About 2 a.m. January 26, according to a statement from the town of Christiansburg, a town police officer pulled Hurst over on the U.S. 460 Bypass, between the exits for downtown Christiansburg and Peppers Ferry Road. The officer said he saw the driver swerve across the right side fog line several times and drive above the posted speed limit.
When the officer approached the driver, according to the city's statement, he noticed the driver's eyes were red, and the officer smelled alcohol coming from within the vehicle.
The officer got the driver's license and conducted a routine check of the license status, according to the city, then explained to the driver, identified as Hurst, what he had seen in traffic. He asked Hurst to follow his pen with his eyes. He then asked Hurst to step out of the vehicle and perform field sobriety tests. The officer administered those tests and a preliminary field breath test, which is a portable breath test used in the field to assist the officer in determining if a person is impaired.
According to the city, the results of the test conducted in the field are used as an investigative tool, but are not admissible as evidence in court.
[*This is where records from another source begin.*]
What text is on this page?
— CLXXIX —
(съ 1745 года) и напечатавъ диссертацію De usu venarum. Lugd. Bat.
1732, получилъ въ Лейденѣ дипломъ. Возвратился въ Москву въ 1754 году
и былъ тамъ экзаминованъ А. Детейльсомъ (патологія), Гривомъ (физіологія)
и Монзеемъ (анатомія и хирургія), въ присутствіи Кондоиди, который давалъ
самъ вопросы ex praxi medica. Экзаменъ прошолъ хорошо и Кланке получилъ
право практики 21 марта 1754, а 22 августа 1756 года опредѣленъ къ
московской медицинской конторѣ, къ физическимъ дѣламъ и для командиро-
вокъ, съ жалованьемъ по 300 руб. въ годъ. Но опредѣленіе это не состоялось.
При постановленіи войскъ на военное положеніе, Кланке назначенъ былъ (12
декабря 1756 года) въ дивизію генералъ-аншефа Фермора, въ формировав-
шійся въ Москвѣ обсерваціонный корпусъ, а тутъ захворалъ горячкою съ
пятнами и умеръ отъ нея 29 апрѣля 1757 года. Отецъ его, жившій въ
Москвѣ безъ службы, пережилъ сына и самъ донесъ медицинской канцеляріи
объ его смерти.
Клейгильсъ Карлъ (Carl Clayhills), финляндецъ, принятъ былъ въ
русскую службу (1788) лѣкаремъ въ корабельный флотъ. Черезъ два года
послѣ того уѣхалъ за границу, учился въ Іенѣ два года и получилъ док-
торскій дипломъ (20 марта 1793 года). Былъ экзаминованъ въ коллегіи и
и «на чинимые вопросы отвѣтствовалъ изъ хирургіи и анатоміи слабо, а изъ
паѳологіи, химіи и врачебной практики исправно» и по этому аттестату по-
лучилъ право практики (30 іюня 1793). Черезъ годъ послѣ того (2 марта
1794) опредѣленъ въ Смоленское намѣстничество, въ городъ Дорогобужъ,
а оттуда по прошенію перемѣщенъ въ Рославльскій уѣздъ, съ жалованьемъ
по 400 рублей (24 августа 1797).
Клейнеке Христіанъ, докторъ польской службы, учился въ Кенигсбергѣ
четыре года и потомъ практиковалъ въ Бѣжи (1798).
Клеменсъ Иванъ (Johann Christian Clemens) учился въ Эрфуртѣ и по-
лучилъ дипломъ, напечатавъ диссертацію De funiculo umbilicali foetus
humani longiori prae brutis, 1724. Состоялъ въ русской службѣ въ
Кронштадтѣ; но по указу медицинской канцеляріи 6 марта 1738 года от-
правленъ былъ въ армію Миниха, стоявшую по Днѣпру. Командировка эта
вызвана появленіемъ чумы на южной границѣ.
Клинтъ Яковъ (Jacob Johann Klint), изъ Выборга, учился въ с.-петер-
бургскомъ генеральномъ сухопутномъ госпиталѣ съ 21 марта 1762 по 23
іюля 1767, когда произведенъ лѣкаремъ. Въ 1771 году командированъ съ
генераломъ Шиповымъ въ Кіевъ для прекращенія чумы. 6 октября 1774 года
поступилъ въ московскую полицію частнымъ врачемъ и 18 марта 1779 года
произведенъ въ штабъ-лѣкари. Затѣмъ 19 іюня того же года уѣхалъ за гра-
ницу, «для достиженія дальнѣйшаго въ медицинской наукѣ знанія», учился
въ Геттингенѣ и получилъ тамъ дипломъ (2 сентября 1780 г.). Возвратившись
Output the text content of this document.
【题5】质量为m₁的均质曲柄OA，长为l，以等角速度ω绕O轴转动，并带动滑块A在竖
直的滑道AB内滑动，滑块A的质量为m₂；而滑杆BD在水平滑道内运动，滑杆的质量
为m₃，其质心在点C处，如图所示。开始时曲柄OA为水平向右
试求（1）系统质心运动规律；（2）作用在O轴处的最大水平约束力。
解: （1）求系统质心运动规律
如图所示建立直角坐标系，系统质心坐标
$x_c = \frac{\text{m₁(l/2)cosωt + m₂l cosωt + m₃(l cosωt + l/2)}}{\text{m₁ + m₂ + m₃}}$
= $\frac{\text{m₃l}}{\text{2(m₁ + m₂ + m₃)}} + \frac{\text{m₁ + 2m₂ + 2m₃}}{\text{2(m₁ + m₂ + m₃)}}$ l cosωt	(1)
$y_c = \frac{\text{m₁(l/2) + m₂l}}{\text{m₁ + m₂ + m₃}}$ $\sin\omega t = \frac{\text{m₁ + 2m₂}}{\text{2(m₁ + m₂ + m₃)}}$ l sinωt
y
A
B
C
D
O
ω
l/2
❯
Hurst complied with the officer's request and performed all the tests.
Hurst's preliminary breath test registered a blood alcohol concentration (BAC) of .085, according to the city. The officer determined that by the time Hurst was taken to the magistrate's office for a formal breathalyzer test - which is the only admissible test in court - Hurst would be under the legal limit. Because of this, along with Hurst's overall performance during the field sobriety tests, and coupled with the fact that Hurst had a sober companion in the vehicle who could drive him home, the officer released Hurst without charging him.
The officer was aware Hurst is a delegate, but neither the officer nor Hurst mentioned that at any time during the encounter, according to the city's statement.
A series of text messages obtained by WDBJ7 shows that the Lt. Stephen Swecker notified his division commander of the traffic stop with Hurst. In it, they discussed potential immunity.
The city said, "Additionally, according to Section IV, Article 9 of the Constitution of Virginia, unless they have committed treason, a felony or a breach of peace, legislators are immune from arrest while the General Assembly is in session. Neither the officer nor Hurst mentioned this law, but the officer was aware of the law's existence, because it's taught during the police academy. This provision of the State Constitution makes it highly unlikely that Hurst could have prosecuted in court even if he had been arrested. The officer weighed all of the factors and made a judgement call, as is done each and every time an officer decides whether or not to make an arrest. The officer, Lt. Stephen Swecker, is highly experienced in DUI detection and enforcement. He has been recognized and awarded by Mothers Against Drunk Driving on at least four occasions for his performance in this area."
In an additional statement, posted to his Facebook page around 6:50 p.m. Wednesday, Hurst said, "It has been brought up that sitting members of the General Assembly cannot be charged with crimes while they are in session. While true, I don’t agree that I should be immune from prosecution when warranted. I never avoid responsibility and accept the consequences of my actions. I am not above the law."